On Observability

Notes on what is needed to understand a complex system, the open source tooling to consider, and various best practices

Observability

How well can the internals, or inner workings, of a system be understood from external signals.

Telemetry

Telemetry is the data (or external signals) emitted or pulled from a system (e.g. application, scaling group, cluster, etc) that lets you understand a system. Telemetry you might want:

Logs:
- Application Logs: Outputs from application code. Think print(), fmt.Println or anything that looks like log.info(...
- Request Logs: Outputs from an API/server with data pertaining to a single API request. Often application logs are embedded into a request log.
  - Request logs can also refer to requests made by a server to a dependency (e.g. a database call), depending on the point of view. A dependency request log is just a client-isde log of the associated request log of the dependency (i.e. the database will have a matching request log).
Metrics:
- Application Metrics: Business or logic level metrics. Relate to the inputs, decisions or decision cases of a process/request. Generally included in a request log/object.
- Hardware Metrics: Pertaining to the performance of the hardware (e.g. EC2 instance, container, lambda process) running application code.
- Network Metrics: Similar to hardware metrics, but pertaining to low level metrics & performance of network components (e.g. throughput, requests queued, latency or integration latency)
Traces: telemetry and metrics needed to relate telemetery between microservices into a unified context (e.g. a single user request goes through many microservices). Often this is in the form of trace context propagation (i.e. pass around a traceID and add to request logs).
- Span: Logically related components within a trace (e.g. group multiprocessing, paginated API calls).
- Context Propagation / Baggage: Join traces/spans with request-level metadata that may not be available to each span/trace in the call stack.

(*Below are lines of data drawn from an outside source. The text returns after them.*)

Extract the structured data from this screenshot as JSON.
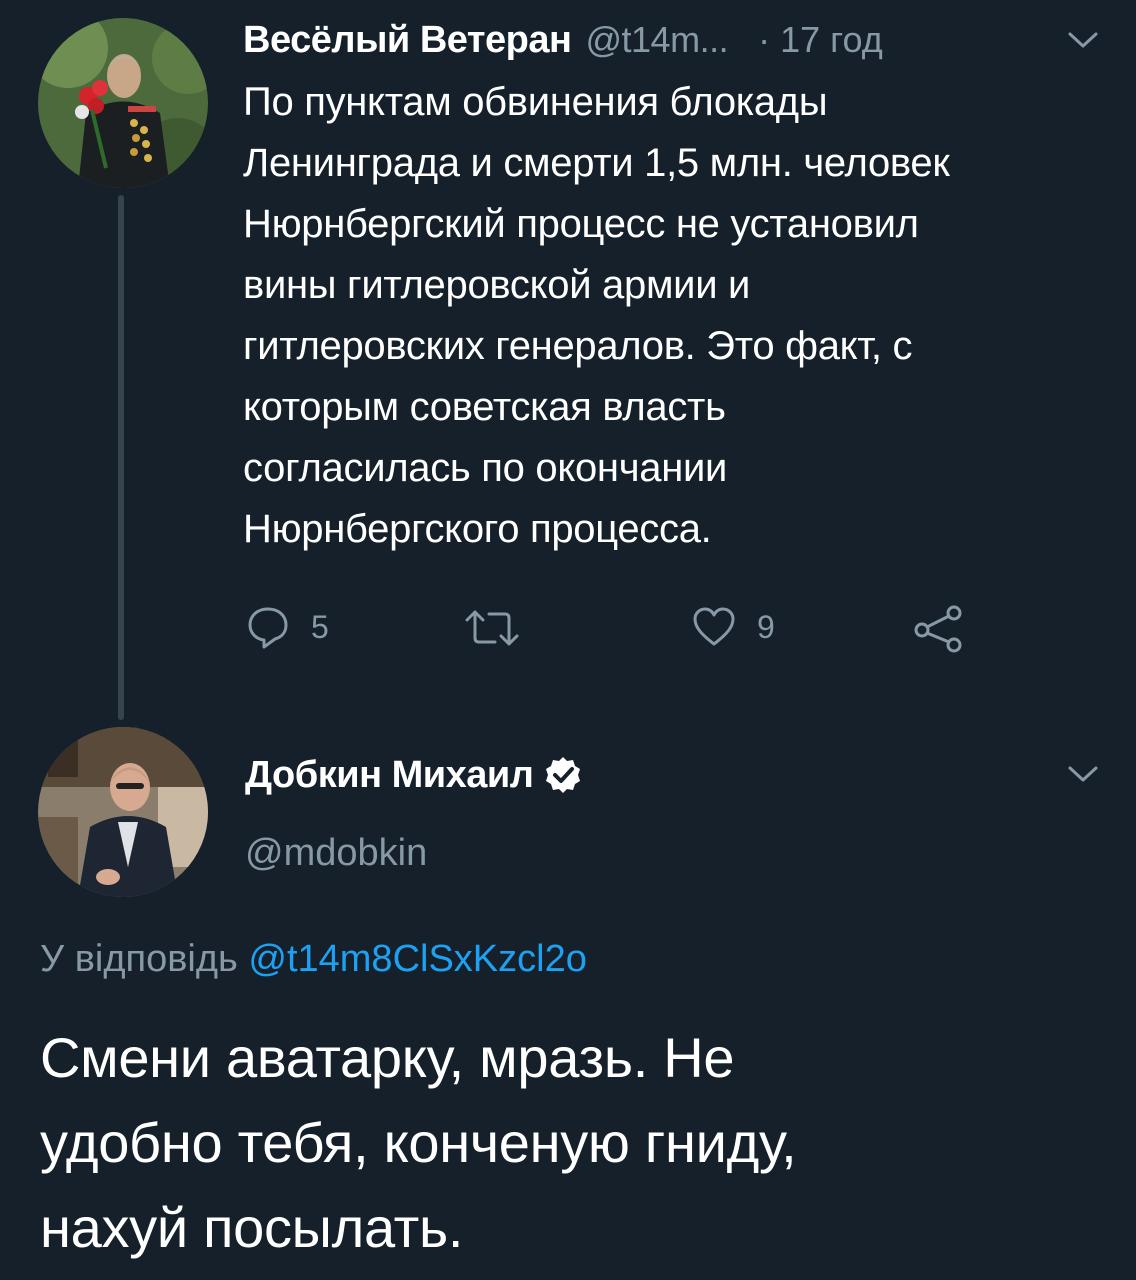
{
  "tweet": {
    "author_name": "Весёлый Ветеран",
    "author_handle": "@t14m...",
    "separator": "·",
    "time": "17 год",
    "text_lines": [
      "По пунктам обвинения блокады",
      "Ленинграда и смерти 1,5 млн. человек",
      "Нюрнбергский процесс не установил",
      "вины гитлеровской армии и",
      "гитлеровских генералов. Это факт, с",
      "которым советская власть",
      "согласилась по окончании",
      "Нюрнбергского процесса."
    ],
    "reply_count": "5",
    "like_count": "9"
  },
  "reply": {
    "author_name": "Добкин Михаил",
    "author_handle": "@mdobkin",
    "replying_to_prefix": "У відповідь",
    "replying_to_handle": "@t14m8ClSxKzcl2o",
    "text_lines": [
      "Смени аватарку, мразь. Не",
      "удобно тебя, конченую гниду,",
      "нахуй посылать."
    ]
  },
  "icons": {
    "reply": "reply-icon",
    "retweet": "retweet-icon",
    "like": "heart-icon",
    "share": "share-icon",
    "menu": "chevron-down-icon",
    "verified": "verified-badge-icon"
  },
  "colors": {
    "background": "#15202b",
    "secondary_text": "#8899a6",
    "link": "#1da1f2",
    "thread_line": "#38444d"
  }
}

Instrumentation (and OpenTelemetry)

Instrumentation is how to get, process and store telemetery data.

Collectors: A process on or adjacent to the application, responsible for collecting and sending data to observability backends. Can also be used as a proxy to ETL from a non-OTel system (i.e. vendor X’s system produces telemetry in T_X format. Collector receives T_X, transforms to T_Y in OTel standard and then forward to backends).
- Receivers: Get telemetry from application/host. E.g. Read from log file, periodically make system calls to get host metrics.
- Processors: Anything that needs to be done before exporting: batching, encryption, compression, augmentation.
- Exporters: Send data to observability backend. Two forms:
- Agent: Sits adjacent to application (e,g, on node, sidecar, container on deployment/statefulset)
- Gateway: Standalone service
Instrumentation SDKs often have backend exporters (i.e. direct from application to observability backend). Why use a collector?
- Offload processing out of application resources
- Standardise important ETL (e.g. compression, encryption, retries)
Automatic Instrumentation: packagages/libraries to provide out of the box telemetry for common libraries (logging, HTTP clients + servers). Similar out-of-the-box experience to APM systems.
Observability Backends: Services to receieve, store and view telemetry.

Ideally observability backends support open telemetry protocols (OTLP).

Applications can just implement OTLP collectors
No vendor lock-in and support multiple vendors without affecting application instrumentation.

Opentelemetry (OTel)

“OTel’s goal is to provide a set of standardized vendor-agnostic SDKs, APIs, and tools for ingesting, transforming, and sending data to an Observability back-end (i.e. open source or commercial vendor).”

Instrument code with open telemetry SDK
Integrate with all observability backends. No vendor lock-in
Observability backends can build once for significant usage by pre-instrumented software.

Components

API: Define how to generate/correlate telemetry
SDK: Language specific implementation of API
Data: Describe structure of OTel data and protocol.

Promotheus

Open source metrics backend
Traditionally a pull based metrics backend. i.e. clients configure a prometheus compatible endpoint, and prometheus will periodically send requests.
Can be pushed metrics, useful for short-lived jobs/processes/events, but also for opentelelmetry exporters.